Abstract: Understanding and reusing software repositories is a fundamental challenge in modern scientific research. While existing tools such as RepoSim4Py and RepoSnipy can identify semantically related repositories, they lack the interpretability required for researchers to assess architectural choices or execution requirements. In this paper, we present RepoSnipyLLM, a question-driven semantic search and explanation tool that extends the RepoSnipy ecosystem with Retrieval-Augmented Generation (RAG). To improve the trustworthiness and verifiability of its insights, our system grounds generated answers in structured repository knowledge extracted via inspect4py and stored in Elasticsearch. The system supports 18 structured questions across five categories including repository understanding, architecture, execution, implementation, and reuse, aligned with the FAIR principles for research software. We evaluate the system on 487 Python repositories from the Awesome Python dataset using retrieval and generation quality evaluations.

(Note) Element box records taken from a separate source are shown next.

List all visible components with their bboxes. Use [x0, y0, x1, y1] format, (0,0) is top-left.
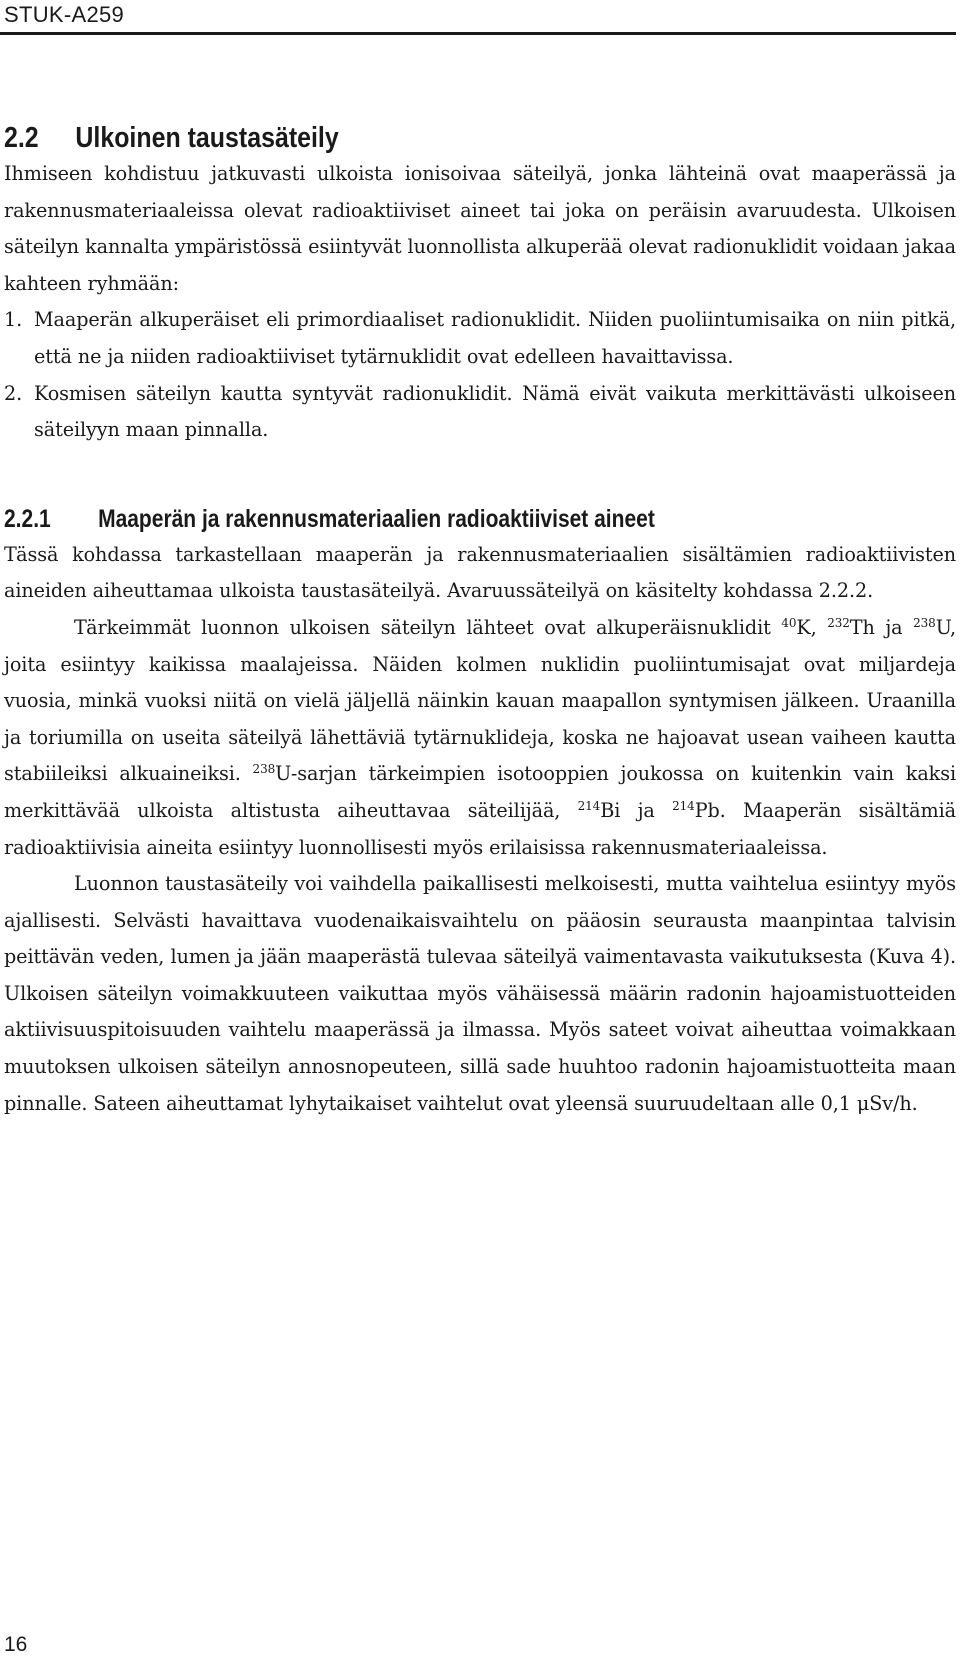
text-run: K, [796, 615, 828, 639]
list-item-text: Kosmisen säteilyn kautta syntyvät radionuklidit. Nämä eivät vaikuta merkittävästi ulkoiseen säteilyyn maan pinnalla. [34, 381, 956, 442]
radionuclide-group-list [4, 302, 956, 448]
intro-paragraph: Ihmiseen kohdistuu jatkuvasti ulkoista ionisoivaa säteilyä, jonka lähteinä ovat maaperässä ja rakennusmateriaaleissa olevat radioaktiiviset aineet tai joka on peräisin avaruudesta. Ulkoisen säteilyn kannalta ympäristössä esiintyvät luonnollista alkuperää olevat radionuklidit voidaan jakaa kahteen ryhmään: [4, 162, 956, 295]
text-run: Tärkeimmät luonnon ulkoisen säteilyn lähteet ovat alkuperäisnuklidit [74, 615, 782, 639]
mass-number-u-series: 238 [252, 762, 276, 777]
list-item-text: Maaperän alkuperäiset eli primordiaaliset radionuklidit. Niiden puoliintumisaika on niin pitkä, että ne ja niiden radioaktiiviset tytärnuklidit ovat edelleen havaittavissa. [34, 308, 956, 368]
section-gap [4, 449, 956, 501]
list-item [4, 376, 956, 449]
subsection-number: 2.2.1 [4, 504, 51, 533]
page-content [4, 120, 956, 1122]
header-rule [0, 32, 956, 35]
list-marker: 1. [4, 308, 23, 332]
mass-number-th: 232 [827, 615, 850, 630]
paragraph-3: Luonnon taustasäteily voi vaihdella paikallisesti melkoisesti, mutta vaihtelua esiintyy myös ajallisesti. Selvästi havaittava vuodenaikaisvaihtelu on pääosin seurausta maanpintaa talvisin peittävän veden, lumen ja jään maaperästä tulevaa säteilyä vaimentavasta vaikutuksesta (Kuva 4). Ulkoisen säteilyn voimakkuuteen vaikuttaa myös vähäisessä määrin radonin hajoamistuotteiden aktiivisuuspitoisuuden vaihtelu maaperässä ja ilmassa. Myös sateet voivat aiheuttaa voimakkaan muutoksen ulkoisen säteilyn annosnopeuteen, sillä sade huuhtoo radonin hajoamistuotteita maan pinnalle. Sateen aiheuttamat lyhytaikaiset vaihtelut ovat yleensä suuruudeltaan alle 0,1 μSv/h. [4, 872, 956, 1115]
page-number: 16 [4, 1633, 28, 1656]
text-run: U, joita esiintyy kaikissa maalajeissa. Näiden kolmen nuklidin puoliintumisajat ovat miljardeja vuosia, minkä vuoksi niitä on vielä jäljellä näinkin kauan maapallon syntymisen jälkeen. Uraanilla ja toriumilla on useita säteilyä lähettäviä tytärnuklideja, koska ne hajoavat usean vaiheen kautta stabiileiksi alkuaineiksi. [4, 615, 956, 786]
text-run: Th ja [849, 615, 914, 639]
list-item [4, 302, 956, 375]
mass-number-bi: 214 [577, 798, 601, 813]
mass-number-k: 40 [781, 615, 797, 630]
text-run: U-sarjan tärkeimpien isotooppien joukossa on kuitenkin vain kaksi merkittävää ulkoista altistusta aiheuttavaa säteilijää, [4, 762, 956, 822]
list-marker: 2. [4, 381, 23, 405]
text-run: Pb. Maaperän sisältämiä radioaktiivisia aineita esiintyy luonnollisesti myös erilaisissa rakennusmateriaaleissa. [4, 798, 956, 859]
paragraph-1: Tässä kohdassa tarkastellaan maaperän ja rakennusmateriaalien sisältämien radioaktiivisten aineiden aiheuttamaa ulkoista taustasäteilyä. Avaruussäteilyä on käsitelty kohdassa 2.2.2. [4, 542, 956, 603]
mass-number-u: 238 [913, 615, 936, 630]
document-code: STUK-A259 [4, 2, 125, 27]
section-number: 2.2 [4, 122, 39, 154]
subsection-heading-2-2-1 [4, 501, 945, 537]
text-run: Bi ja [600, 798, 673, 822]
subsection-title: Maaperän ja rakennusmateriaalien radioaktiiviset aineet [98, 504, 655, 533]
section-title: Ulkoinen taustasäteily [75, 122, 339, 154]
section-heading-2-2 [4, 120, 950, 156]
paragraph-2 [4, 610, 956, 866]
mass-number-pb: 214 [672, 798, 695, 813]
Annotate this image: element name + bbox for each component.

The retrieval results show that code-level embeddings perform best, outperforming keyword-based baselines and full concatenated repository embeddings. The RAG-based generation evaluation further demonstrates that structured repository knowledge supports wellgrounded, contextually relevant explanations for question-driven repository exploration.

Bio: Honglin Zhang is a first-year PhD student supervised by Dr Lei Fang and Professor Juan Ye. His research sits at the intersection of mining software repositories and large language models, with a focus on building explainable, evidence-grounded systems for scientific software discovery and reuse, and code representation learning.